By 8:30 on that Labor Day night the train, which was the last hope of the veterans and hundreds of other people lving in the middle and upper Keys, came to a sudden halt. In the 3 1/2 hours that it had been backing down Flagler's railroad it had covered only 45 miles. When it reached the Islamorada water tank the 10 cars were tossed off the track and over on their sides by powerful waves that were now surging over the islands. The engine alone remained on its wheels, but it ceased to move because the fire in the box was out.

By Tuesday, the storm had gone and on that morning stragglers were making their way back up the string of islands to civilization. They told people first in Key Largo and then in Homestead that the hurricane had cut the string of islands in half. It seemed unbelievable, but entire islands had disappeared. They also said that hundreds of people were missing.

A slow drizzle of rain poured out of leaden skies. Dazed survivors continued to crawl out of their hiding places and look about them, wondering that they were still alive. Everywhere the islands were stripped bare, and death and destruction were all around. Houses, trees, and, here and there, even parts of the islands themselves had vanished. Out on Florida Bay, a big 2 story house minus its roof wallowed drunkenly on a sandbar.

On the following day the search for the dead commenced in earnest. Some had tied themselves to the trunks of trees. Others were floating out on the bay or washed up on tiny islands. Because the islands were small and the waters around them were vast, most of the victims were never found. Individual families knew, of course, who of their number were missing. Friends looked for friends, and now and then someone would think to ask if anyone had seen anything of the Jones or Smith family. Like as not they had vanished during the night with no one to mark the time of their going.

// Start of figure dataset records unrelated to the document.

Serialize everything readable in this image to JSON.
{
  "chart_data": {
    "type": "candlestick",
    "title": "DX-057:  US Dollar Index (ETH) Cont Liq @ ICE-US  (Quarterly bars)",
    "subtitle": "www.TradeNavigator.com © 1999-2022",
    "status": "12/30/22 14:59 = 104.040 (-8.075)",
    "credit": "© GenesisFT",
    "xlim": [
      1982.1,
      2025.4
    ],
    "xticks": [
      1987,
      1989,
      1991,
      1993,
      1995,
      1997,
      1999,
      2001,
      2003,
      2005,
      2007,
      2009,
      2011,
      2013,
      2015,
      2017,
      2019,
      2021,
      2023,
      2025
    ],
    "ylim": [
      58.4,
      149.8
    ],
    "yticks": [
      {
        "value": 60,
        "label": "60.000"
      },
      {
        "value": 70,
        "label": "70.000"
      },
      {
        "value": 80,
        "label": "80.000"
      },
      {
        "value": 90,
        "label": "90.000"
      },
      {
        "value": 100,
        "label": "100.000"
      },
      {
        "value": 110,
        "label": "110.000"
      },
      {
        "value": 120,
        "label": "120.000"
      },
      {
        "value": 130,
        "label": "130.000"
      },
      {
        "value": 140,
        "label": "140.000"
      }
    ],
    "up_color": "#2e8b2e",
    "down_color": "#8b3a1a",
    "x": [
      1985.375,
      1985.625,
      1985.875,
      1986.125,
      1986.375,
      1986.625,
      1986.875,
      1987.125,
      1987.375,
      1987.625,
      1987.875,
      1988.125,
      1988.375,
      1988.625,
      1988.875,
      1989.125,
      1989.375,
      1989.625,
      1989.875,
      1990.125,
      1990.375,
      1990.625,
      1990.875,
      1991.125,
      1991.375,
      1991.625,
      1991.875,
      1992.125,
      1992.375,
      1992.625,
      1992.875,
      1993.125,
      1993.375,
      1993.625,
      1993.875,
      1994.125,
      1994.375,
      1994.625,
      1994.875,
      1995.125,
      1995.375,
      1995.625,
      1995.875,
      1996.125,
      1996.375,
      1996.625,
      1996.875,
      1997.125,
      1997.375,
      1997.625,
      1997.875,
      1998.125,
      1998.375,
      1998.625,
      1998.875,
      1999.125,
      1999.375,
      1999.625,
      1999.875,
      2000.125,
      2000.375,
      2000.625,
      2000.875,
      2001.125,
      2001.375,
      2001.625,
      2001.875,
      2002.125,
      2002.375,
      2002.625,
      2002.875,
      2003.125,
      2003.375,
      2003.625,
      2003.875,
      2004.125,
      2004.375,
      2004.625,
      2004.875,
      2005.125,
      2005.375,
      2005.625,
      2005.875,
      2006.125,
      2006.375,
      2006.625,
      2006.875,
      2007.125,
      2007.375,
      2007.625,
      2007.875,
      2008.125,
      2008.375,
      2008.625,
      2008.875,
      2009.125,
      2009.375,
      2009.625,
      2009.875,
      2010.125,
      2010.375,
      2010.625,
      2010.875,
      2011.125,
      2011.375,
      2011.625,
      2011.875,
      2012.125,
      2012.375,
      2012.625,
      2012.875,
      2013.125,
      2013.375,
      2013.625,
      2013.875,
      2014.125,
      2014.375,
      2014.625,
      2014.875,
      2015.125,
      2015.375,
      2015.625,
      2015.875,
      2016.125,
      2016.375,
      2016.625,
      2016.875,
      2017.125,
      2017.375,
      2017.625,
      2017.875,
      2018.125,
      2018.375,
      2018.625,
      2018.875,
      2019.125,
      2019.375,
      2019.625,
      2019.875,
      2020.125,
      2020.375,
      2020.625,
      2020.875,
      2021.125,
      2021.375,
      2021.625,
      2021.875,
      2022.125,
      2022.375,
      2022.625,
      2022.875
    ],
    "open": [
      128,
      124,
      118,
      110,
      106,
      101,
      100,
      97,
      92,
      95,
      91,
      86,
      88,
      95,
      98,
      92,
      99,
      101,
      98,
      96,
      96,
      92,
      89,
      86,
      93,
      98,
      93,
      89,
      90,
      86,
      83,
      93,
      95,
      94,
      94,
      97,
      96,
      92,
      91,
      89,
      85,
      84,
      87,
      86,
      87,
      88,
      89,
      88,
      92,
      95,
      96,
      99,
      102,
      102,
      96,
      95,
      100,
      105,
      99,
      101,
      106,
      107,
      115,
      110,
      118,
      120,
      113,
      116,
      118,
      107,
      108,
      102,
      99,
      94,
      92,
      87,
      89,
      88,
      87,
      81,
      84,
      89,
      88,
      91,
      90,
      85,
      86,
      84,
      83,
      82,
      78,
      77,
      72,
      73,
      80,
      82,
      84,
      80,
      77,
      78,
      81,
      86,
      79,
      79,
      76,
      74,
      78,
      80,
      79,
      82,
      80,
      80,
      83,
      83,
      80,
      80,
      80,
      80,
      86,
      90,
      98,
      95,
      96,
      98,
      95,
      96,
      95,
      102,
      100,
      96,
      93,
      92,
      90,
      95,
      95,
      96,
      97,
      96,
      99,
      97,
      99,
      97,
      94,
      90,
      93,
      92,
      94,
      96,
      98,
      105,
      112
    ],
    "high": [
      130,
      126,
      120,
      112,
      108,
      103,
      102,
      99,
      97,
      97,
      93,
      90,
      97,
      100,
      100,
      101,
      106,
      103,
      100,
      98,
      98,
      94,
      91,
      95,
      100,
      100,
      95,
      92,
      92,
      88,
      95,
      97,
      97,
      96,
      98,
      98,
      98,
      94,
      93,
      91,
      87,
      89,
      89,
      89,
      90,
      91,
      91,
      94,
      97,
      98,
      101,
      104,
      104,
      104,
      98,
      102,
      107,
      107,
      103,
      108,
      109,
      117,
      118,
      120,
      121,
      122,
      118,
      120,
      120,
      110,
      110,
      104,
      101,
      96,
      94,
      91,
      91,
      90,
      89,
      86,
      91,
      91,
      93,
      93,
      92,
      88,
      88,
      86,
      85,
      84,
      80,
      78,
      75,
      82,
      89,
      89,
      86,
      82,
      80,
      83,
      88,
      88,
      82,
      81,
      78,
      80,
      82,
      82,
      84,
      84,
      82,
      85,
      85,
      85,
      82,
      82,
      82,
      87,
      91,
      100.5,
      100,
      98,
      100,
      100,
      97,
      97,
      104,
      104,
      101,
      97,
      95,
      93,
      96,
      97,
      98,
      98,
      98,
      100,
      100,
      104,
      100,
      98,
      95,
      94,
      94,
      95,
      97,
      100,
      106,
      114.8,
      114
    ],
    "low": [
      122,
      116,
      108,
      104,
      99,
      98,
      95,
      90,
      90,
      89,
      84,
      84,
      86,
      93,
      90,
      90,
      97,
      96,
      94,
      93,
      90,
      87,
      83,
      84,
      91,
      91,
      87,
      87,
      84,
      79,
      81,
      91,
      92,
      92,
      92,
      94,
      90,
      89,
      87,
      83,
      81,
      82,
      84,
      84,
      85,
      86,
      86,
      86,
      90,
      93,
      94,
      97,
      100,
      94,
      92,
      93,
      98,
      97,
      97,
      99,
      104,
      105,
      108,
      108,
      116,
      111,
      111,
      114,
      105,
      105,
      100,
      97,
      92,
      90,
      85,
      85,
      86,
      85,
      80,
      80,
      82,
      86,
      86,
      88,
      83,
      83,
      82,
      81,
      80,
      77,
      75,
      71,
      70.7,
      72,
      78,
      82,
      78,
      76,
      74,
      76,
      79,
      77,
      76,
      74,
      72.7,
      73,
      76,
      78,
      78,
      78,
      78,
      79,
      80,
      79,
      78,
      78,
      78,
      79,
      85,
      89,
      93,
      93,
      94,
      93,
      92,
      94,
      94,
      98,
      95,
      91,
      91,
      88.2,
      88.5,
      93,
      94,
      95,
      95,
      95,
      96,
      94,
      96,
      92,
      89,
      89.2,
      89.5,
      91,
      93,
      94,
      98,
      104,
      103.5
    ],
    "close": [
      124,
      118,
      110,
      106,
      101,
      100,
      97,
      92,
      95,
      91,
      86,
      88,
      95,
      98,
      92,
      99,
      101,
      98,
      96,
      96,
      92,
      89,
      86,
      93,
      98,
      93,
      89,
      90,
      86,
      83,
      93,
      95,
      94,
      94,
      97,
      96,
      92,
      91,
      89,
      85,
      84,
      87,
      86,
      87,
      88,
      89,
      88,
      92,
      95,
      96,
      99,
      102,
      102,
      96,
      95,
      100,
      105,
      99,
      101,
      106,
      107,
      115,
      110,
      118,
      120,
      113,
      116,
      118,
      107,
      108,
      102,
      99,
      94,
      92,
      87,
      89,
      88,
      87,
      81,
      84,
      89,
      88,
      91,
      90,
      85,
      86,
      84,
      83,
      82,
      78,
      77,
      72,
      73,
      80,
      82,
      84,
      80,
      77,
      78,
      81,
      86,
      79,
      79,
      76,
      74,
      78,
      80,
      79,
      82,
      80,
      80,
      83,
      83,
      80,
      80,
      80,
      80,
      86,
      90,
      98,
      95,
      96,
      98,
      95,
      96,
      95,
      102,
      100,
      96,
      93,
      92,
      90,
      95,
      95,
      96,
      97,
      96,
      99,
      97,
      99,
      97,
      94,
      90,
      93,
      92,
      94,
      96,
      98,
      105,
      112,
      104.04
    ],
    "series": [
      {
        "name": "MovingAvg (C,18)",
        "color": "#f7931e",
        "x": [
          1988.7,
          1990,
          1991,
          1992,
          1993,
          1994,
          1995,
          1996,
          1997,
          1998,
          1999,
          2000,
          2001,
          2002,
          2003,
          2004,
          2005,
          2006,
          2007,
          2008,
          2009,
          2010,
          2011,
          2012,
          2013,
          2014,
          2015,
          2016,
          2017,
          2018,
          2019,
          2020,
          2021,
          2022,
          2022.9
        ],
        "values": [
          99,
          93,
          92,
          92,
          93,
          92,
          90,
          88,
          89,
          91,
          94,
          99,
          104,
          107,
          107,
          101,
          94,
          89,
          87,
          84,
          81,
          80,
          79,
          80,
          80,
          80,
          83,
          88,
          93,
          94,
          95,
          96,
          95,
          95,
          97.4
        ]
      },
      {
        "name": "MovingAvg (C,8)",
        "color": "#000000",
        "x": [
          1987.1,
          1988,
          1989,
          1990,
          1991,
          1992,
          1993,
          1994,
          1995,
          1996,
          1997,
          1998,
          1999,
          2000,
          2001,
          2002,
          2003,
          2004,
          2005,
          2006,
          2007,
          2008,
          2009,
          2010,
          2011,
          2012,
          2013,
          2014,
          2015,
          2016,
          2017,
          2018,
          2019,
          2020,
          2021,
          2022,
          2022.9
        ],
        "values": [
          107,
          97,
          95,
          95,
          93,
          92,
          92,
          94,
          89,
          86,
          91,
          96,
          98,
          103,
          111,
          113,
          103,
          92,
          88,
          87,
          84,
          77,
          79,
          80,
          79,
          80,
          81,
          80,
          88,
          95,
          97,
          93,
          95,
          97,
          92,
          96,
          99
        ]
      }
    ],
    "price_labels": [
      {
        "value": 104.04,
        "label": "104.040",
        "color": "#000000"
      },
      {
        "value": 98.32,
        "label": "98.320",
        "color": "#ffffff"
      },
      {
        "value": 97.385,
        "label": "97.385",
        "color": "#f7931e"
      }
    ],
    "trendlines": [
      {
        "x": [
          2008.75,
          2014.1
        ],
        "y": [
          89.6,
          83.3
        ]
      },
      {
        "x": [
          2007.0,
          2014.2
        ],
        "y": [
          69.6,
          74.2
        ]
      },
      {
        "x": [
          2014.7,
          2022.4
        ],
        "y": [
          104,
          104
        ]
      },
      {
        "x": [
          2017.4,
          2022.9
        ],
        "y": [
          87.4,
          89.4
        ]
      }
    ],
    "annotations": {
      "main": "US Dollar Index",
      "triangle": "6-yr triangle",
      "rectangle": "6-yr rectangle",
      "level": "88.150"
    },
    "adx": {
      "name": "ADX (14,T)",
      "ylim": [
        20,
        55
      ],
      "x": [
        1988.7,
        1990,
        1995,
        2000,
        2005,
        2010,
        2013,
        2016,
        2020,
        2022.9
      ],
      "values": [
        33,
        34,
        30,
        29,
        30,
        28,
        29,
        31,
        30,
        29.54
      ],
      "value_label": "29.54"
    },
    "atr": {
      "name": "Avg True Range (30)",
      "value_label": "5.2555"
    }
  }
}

Because of mismanagement and lack of foreign freight heading northward from Cuban and Caribbean ports, the railroad was already in receivership. The railroad chose not to rebuild, citing financial difficulties. It had by this time become cheaper to haul cargo by truck than by train. The county's Overseas Road and Toll Commission purchased the right of way from the Florida East Coast Railroad and converted the single track railway trestles, which remained intact after the hurricane, into two-lane bridges for automobiles. The highway from Homestead to Key West opened for traffic in 1938.